Papatoetoe United
- Full name: Papatoetoe United Football Club
- Founded: 1996
- Ground: Kolmar Sports Centre
- Capacity: 5,000
- League: NRF Division 4
- 2024: NRF Division 4, 10th of 10
| Home colours |

= Papatoetoe United =

Papatoetoe United Football Club is a football club based in Papatoetoe, a suburb of Auckland, New Zealand. Founded in 1996, the club has a rich history and is known for its unique contributions to the local football community. Papatoetoe United currently competes in the Northern Regional Football League.

==History ==
Papatoetoe United was established in 1996 and has since become an integral part of the football scene in Papatoetoe and the wider Auckland region. The club has a strong tradition of promoting youth development and providing opportunities for local players to showcase their talent. Over the years, Papatoetoe United has produced several notable players who have gone on to represent professional clubs and even the New Zealand national team.

== Facilities ==
The club’s home ground is the Kolmar Sports Centre, which has a capacity of approximately 5,000 spectators. The venue includes pitches and amenities for players and spectators. Papatoetoe United manages the facility for those involved.

== Youth Development ==
One of the key strengths of Papatoetoe United is its focus on youth development. The club places great emphasis on nurturing young talent and providing a platform for players to develop their skills. It operates a comprehensive youth academy, offering coaching programs and opportunities for aspiring footballers to progress through various age groups. The club's commitment to youth development has led to the emergence of talented players who have achieved success at regional and national levels.

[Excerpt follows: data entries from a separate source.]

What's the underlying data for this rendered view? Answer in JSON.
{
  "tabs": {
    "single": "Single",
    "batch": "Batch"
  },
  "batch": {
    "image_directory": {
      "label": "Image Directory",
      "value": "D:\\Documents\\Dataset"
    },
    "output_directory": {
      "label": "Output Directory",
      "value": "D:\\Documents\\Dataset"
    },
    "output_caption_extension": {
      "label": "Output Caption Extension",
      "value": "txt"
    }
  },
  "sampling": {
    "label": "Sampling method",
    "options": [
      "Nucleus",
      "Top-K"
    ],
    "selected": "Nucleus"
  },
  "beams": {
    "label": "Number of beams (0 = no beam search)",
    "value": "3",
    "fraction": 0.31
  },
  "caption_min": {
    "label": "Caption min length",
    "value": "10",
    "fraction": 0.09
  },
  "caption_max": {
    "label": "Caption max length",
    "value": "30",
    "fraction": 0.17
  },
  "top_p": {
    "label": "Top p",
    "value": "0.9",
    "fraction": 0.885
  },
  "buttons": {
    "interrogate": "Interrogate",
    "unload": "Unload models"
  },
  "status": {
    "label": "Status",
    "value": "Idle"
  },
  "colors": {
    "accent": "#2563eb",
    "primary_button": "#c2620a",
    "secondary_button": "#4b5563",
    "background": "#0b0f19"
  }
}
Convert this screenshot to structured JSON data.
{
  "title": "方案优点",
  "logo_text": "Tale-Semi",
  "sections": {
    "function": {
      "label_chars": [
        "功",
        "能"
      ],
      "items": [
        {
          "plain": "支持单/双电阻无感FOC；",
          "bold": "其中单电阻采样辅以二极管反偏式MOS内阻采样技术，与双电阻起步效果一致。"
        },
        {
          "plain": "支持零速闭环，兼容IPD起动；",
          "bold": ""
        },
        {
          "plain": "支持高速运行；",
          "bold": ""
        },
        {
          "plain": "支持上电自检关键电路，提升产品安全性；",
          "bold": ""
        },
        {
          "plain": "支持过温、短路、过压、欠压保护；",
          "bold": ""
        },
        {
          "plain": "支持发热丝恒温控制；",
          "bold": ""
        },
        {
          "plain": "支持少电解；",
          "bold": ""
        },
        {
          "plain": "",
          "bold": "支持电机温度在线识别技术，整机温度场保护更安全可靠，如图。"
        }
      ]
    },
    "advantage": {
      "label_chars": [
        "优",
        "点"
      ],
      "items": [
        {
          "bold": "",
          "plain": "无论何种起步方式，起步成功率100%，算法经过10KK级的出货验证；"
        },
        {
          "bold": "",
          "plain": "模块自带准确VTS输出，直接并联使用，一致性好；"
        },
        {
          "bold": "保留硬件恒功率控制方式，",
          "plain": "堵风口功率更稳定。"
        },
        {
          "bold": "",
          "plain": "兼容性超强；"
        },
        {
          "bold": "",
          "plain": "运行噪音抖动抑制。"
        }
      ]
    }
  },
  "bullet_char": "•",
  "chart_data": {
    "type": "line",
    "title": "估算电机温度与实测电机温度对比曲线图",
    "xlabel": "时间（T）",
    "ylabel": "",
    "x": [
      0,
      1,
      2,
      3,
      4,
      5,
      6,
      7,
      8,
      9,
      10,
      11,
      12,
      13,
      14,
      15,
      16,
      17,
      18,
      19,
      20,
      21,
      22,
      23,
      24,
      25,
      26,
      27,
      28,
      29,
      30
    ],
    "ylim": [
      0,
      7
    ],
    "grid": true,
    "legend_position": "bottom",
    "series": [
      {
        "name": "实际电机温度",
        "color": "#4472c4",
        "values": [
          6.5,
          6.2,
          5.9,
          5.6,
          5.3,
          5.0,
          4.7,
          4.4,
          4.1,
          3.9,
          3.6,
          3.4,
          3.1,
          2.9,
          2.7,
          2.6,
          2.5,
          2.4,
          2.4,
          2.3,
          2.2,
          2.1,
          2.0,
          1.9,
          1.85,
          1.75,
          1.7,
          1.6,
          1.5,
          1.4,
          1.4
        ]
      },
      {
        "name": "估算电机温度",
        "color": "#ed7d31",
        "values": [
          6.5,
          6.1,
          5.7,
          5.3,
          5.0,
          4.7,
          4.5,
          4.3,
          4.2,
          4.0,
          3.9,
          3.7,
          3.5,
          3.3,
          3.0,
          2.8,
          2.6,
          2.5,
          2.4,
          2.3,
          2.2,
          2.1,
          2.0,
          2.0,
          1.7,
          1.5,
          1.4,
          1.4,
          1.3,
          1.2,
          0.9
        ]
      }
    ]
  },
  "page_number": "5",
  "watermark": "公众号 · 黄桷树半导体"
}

== Community engagement ==
Papatoetoe United actively engages with the local community and strives to make a positive impact beyond the football pitch. The club organises various community events, such as coaching clinics, tournaments, and fundraisers, to promote inclusivity and foster a sense of belonging among residents. Through these initiatives, Papatoetoe United has become a symbol of community pride, uniting people of diverse backgrounds through the love of football.